Most of these prehistoric films have limited stories and all seem to centre around quest plots as the characters are forced to find a new home by geological upheaval. The Croods is no different. It borrows many of the plot basics from Clan of the Cave Bear (1986) and in particular Quest for Fire (1981) in having a tribe of Neanderthals encounter someone from a more advanced civilisation that helps them to discover fire, along with a number of other advances. Of course, The Croods plays everything for knockabout comedy whereas these others took themselves seriously. You could also draw parallels to the live-action Caveman (1981), which similarly spoofed the basics of Quest for Fire in its story of a group of bumbling cavemen outsiders accidentally making a bunch of civilised advances.

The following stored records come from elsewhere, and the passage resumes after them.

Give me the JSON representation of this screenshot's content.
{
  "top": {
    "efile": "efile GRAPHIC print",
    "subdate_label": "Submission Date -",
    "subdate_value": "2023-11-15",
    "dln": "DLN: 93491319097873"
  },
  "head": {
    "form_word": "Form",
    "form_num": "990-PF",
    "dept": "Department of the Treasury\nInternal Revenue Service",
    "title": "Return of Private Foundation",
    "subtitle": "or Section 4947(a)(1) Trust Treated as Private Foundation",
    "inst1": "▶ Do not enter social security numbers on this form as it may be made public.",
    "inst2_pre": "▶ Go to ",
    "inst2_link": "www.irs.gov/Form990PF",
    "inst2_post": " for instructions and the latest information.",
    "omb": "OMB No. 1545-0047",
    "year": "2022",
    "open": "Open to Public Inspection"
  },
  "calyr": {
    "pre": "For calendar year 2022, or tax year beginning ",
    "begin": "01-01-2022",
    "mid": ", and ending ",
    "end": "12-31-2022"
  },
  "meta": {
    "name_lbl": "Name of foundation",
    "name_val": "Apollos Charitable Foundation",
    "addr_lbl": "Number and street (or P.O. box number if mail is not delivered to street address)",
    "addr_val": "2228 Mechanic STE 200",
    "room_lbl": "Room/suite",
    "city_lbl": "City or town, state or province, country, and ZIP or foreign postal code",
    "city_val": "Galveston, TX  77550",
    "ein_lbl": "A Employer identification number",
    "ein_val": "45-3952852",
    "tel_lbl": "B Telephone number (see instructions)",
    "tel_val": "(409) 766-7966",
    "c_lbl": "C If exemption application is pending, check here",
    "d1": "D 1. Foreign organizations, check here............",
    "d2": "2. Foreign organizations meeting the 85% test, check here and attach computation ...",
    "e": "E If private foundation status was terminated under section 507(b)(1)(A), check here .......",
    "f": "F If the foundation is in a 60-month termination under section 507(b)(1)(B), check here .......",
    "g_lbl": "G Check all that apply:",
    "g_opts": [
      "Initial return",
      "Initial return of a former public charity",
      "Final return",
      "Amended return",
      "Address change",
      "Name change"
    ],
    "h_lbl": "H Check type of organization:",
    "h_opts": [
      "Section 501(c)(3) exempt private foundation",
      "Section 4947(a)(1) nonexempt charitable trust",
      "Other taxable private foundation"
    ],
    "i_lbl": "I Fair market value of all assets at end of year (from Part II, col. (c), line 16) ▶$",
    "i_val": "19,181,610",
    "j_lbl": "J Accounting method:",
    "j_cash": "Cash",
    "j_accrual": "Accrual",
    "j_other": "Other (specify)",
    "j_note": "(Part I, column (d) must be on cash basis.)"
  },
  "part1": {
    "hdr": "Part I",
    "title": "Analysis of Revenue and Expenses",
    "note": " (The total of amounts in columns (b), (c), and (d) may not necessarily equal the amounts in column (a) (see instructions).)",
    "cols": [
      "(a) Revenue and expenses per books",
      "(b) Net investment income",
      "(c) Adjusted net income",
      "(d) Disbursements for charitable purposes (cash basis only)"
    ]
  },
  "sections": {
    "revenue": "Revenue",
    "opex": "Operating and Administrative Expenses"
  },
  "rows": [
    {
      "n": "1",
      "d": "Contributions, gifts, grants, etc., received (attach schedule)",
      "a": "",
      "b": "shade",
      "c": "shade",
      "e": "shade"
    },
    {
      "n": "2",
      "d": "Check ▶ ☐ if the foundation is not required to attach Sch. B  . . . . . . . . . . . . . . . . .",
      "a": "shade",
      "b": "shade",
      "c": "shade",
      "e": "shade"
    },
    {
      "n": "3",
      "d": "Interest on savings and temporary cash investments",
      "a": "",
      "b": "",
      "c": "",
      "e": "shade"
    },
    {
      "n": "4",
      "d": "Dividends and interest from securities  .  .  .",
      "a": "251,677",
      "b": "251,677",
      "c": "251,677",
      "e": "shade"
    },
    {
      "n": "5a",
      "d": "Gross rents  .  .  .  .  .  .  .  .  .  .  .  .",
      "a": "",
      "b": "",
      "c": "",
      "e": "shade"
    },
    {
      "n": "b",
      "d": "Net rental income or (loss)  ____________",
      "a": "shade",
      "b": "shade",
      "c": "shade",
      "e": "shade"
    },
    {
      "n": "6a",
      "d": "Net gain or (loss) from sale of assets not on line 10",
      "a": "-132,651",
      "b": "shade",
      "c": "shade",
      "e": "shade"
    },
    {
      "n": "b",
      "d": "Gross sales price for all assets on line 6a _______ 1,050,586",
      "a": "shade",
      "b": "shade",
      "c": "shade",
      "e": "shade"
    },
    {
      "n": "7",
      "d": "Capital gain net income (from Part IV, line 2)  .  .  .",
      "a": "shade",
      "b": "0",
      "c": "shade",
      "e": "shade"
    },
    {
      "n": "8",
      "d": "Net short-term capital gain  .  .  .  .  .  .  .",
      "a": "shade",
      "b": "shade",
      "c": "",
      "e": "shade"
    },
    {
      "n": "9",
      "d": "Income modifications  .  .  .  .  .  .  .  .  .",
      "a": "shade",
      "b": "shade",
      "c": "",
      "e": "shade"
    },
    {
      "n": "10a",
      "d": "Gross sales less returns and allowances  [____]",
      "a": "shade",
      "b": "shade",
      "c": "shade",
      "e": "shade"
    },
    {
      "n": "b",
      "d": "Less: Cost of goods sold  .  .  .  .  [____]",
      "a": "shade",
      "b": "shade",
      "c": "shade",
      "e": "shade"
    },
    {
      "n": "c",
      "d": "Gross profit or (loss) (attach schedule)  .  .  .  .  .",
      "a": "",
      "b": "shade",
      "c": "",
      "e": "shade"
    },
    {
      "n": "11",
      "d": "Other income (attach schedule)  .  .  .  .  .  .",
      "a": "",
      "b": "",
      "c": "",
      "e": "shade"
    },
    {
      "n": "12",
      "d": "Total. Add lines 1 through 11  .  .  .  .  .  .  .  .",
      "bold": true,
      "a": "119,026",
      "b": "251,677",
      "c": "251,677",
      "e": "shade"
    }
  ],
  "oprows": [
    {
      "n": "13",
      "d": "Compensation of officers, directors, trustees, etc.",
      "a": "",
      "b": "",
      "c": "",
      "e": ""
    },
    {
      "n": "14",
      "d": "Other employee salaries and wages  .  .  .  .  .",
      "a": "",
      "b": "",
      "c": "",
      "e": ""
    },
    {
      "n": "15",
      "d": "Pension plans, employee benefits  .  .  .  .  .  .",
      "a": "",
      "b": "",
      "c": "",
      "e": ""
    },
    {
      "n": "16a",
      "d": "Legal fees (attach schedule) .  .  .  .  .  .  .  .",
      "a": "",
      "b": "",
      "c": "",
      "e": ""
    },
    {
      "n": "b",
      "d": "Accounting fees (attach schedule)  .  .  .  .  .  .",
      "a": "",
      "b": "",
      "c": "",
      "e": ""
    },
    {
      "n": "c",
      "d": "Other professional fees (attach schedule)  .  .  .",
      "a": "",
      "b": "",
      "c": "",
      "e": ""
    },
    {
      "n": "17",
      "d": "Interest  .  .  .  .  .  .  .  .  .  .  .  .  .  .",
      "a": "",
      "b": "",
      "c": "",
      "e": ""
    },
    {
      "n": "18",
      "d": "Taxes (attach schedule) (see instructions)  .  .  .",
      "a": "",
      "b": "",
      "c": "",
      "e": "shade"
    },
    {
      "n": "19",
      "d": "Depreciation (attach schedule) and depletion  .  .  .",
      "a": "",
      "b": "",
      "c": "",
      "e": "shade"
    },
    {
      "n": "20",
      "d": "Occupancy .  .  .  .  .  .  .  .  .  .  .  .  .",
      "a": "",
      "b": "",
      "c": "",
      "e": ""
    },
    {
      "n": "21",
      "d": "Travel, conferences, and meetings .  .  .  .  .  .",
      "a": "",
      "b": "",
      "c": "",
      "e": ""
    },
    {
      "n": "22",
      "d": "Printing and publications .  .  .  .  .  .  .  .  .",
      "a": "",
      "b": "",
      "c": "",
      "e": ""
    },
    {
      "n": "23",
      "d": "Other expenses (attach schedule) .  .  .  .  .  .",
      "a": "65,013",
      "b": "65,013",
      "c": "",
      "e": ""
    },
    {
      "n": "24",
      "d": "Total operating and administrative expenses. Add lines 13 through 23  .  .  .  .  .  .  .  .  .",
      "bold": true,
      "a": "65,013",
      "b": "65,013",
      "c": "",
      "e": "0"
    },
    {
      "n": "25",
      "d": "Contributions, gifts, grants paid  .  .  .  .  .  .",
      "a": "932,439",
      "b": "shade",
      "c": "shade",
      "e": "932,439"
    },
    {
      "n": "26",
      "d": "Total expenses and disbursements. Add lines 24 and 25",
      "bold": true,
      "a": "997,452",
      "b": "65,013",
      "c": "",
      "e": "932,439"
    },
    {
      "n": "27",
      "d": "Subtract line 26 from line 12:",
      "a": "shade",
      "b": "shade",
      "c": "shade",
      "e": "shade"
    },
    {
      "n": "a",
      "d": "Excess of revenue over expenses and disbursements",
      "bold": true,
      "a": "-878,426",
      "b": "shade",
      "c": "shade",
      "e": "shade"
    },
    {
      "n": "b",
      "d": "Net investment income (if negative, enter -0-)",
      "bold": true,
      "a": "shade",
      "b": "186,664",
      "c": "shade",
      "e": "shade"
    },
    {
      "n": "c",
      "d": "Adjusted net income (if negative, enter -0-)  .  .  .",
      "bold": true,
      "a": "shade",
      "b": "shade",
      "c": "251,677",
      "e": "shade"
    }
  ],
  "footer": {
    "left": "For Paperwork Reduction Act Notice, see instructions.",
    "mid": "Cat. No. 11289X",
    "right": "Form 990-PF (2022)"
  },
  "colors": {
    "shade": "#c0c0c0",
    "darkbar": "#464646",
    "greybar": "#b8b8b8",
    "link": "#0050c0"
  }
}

I went into The Croods with not particularly high expectations. While DreamWorks had started well in the late 1990s, the last few runs of films they have made – in particular the Shrek sequels – have hit a singular mediocrity. The trailer did little to inspire one. The film seemed set to be the exact formula that most modern theatrically-released animation runs by – processed gags and pop culture jokes, lots of running around, a few oohs and ahhs.

Guy and Eep in The Croods (2013)
Guy and Eep

You could see this starting out in the at least energetic opening scene with the Crood family engaged in a high-speed chase modelled on a football game to snatch an egg from a prehistoric bird and being beset by other predators in their race to get back home. Even the film’s bildungsroman – the central character’s journey of growth of understanding about the wider world – is one of the most absurdly black-and-white one has ever encountered where we have characters who are afraid of anything new whose only journey made can surely be into one of knowledge.

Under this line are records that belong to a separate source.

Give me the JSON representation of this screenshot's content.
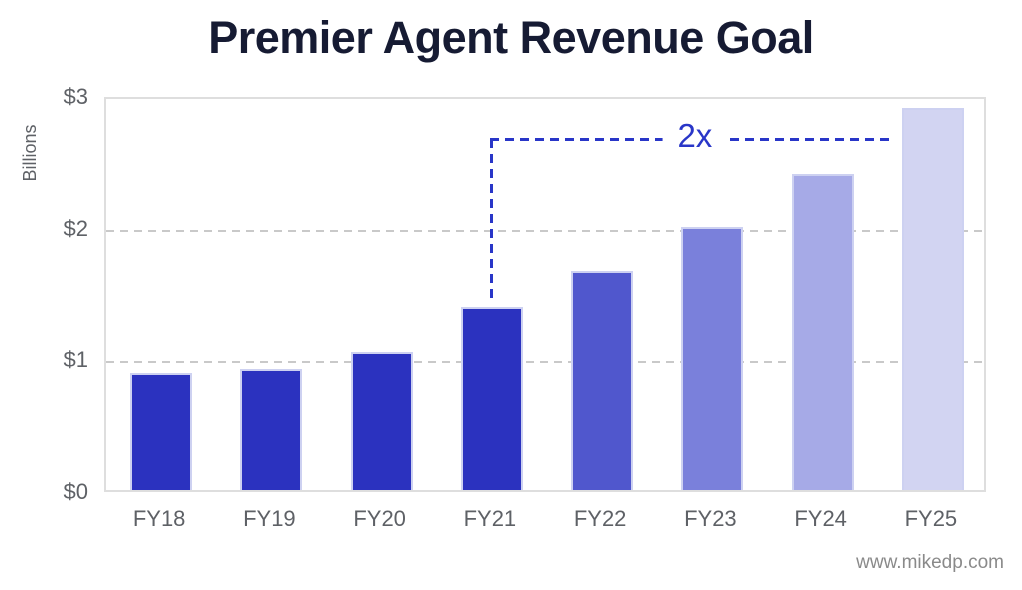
{
  "page": {
    "footer": "www.mikedp.com"
  },
  "chart_data": {
    "type": "bar",
    "title": "Premier Agent Revenue Goal",
    "xlabel": "",
    "ylabel": "Billions",
    "categories": [
      "FY18",
      "FY19",
      "FY20",
      "FY21",
      "FY22",
      "FY23",
      "FY24",
      "FY25"
    ],
    "values": [
      0.89,
      0.92,
      1.05,
      1.39,
      1.66,
      2.0,
      2.4,
      2.9
    ],
    "bar_colors": [
      "#2B32BF",
      "#2B32BF",
      "#2B32BF",
      "#2B32BF",
      "#5057CD",
      "#7A80DB",
      "#A6AAE7",
      "#D2D4F2"
    ],
    "ylim": [
      0,
      3
    ],
    "ytick_labels": [
      "$3",
      "$2",
      "$1",
      "$0"
    ],
    "ytick_values": [
      3,
      2,
      1,
      0
    ],
    "grid": "horizontal dashed at $1 and $2",
    "legend": "none",
    "colors": {
      "title_text": "#161B33",
      "axis_text": "#5E6166",
      "gridline": "#C9C9C9",
      "plot_border": "#DEDEDE",
      "annotation_blue": "#2936C8",
      "footer_text": "#8A8A8A"
    },
    "annotation": {
      "label": "2x",
      "from_category": "FY21",
      "to_category": "FY25",
      "meaning": "goal of doubling revenue from FY21 to FY25",
      "color": "#2936C8"
    }
  }
}
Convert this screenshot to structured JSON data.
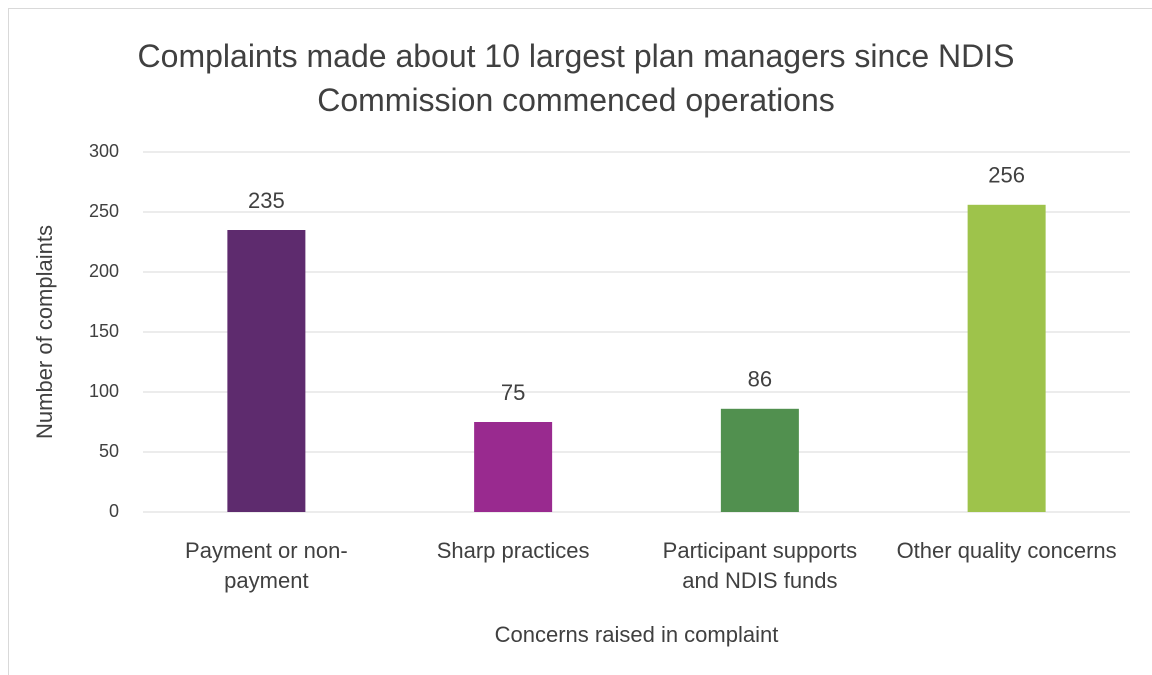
{
  "chart_data": {
    "type": "bar",
    "title": "Complaints made about 10 largest plan managers since NDIS Commission commenced operations",
    "x_label": "Concerns raised in complaint",
    "y_label": "Number of complaints",
    "categories": [
      "Payment or non-payment",
      "Sharp practices",
      "Participant supports and NDIS funds",
      "Other quality concerns"
    ],
    "values": [
      235,
      75,
      86,
      256
    ],
    "colors": [
      "#5e2b6e",
      "#992a8f",
      "#51904f",
      "#9ec34b"
    ],
    "ylim": [
      0,
      300
    ],
    "yticks": [
      0,
      50,
      100,
      150,
      200,
      250,
      300
    ],
    "grid": true
  }
}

The Croods seems to be setting out to be a predictably formulaic work. The surprise of it, as you start to settle in, is that it actually begins to engage and become a funny and often clever work. The scene that made me realise that it was more than just formula is the lovely and evocative scene where Eep is woken in the middle of the night by a dancing orange light and follows it to make the discovery of fire. There are similar scenes with the family’s discovery of stars or the journey down through the maze of caves.

The humour throughout becomes something naturalistic and eventually rather engaging in the number of throwaway gags packed into the film – be it the Croods managing to set an entire field and themselves alight in their blundering around with the fire; Thunk’s discovery of the idea of a pet; or Grug’s attempts to come up with ideas of his own. There are constant throwaway gags peppered throughout the film – moreover, ones that keep getting their belly laughs from the adults in the audience more so than the kids. It is this humour and warmth that the film discovers that ends up making the journey appealing.

The Croods: A New Age (2020) was a sequel.